Я закрыла спальню, чтобы детей не пугать еще больше, вой и стоны рвали слух и нервы. Я не знала, что происходит за закрытой дверью кухни, ясно чувствовала гарь и неприятный кислый запах, я боялась на секунду выпустить из поля зрения спальню и неслушающимися руками дергала чертов засов, а входная дверь шаталась под сильными ударами, выскальзывая и не поддаваясь ни мне, ни Афанасию, нож мешал, но я не могла разжать пальцы.

— Стой, стой, Афанасий, Фома! — заорала я, они услышали, мне удалось рвануть засов, дверь распахнулась, я еле успела отскочить. Фома, Афанасий, Никитка и Марфа застыли, увидев меня с ножом, соседи высыпали в коридор и при свете свечей походили на привидения. — Марфа, беги к детям! — крикнула я и кинулась в кухню, юркий Никитка за мной.

От сгоревшей тряпки плевками расходился огонь, в зловонной луже плавилась свеча, в полуметре от пламени, скорчившись, уткнувшись лбом в пол и оттопырив зад, тяжело дышала и коротко, страдальчески вскрикивала Палашка.

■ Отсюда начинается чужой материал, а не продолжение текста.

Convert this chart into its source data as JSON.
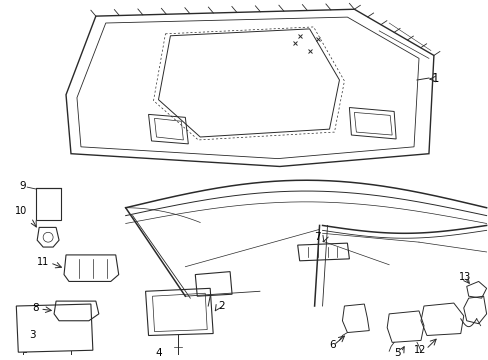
{
  "background_color": "#ffffff",
  "fig_width": 4.89,
  "fig_height": 3.6,
  "dpi": 100,
  "line_color": "#2a2a2a",
  "label_fontsize": 7.5
}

Никитка быстро затоптал разгорающийся огонь и плеснул на занявшееся полотенце водой, подоспел Афанасий, подхватил Палашку под мышки и попытался поднять, она завопила, и ее вывернуло желчью. Дети ревели, я слышала лишь их отчаянный плач и удары собственного сердца в ушах, и стояла, оцепенев и не зная, что…

На столе лежали нетронутые пирожки, мясной пирог и стояла непочатая бутылка вина.

— Воды! — хрипло каркнула я. — Воды, больше воды давай! Не мне! Ей! — рукой, трясущейся как от удара током, я указала на Палашку. — Пить! Давайте ей больше пить! И пусть ее рвет! Ты, за доктором! Живо!

Соседского слугу никто не звал, он никогда не видел барынь в исподнем, замахивающихся на него ножом. Он исчез в тот же миг, едва не сбив Анфису и Февронию. Дом ходил ходуном, кто-то на улице свистнул в два пальца, ему ответил городовой, загремели ворота, орущую, красную, извивающуюся Палашку держали за руки и растрепанные волосы Никита и Афанасий, а Фома и Федор вливали ей в рот воду огромной кружкой. Они знали, что делали, только я была убеждена, что уже не поможет.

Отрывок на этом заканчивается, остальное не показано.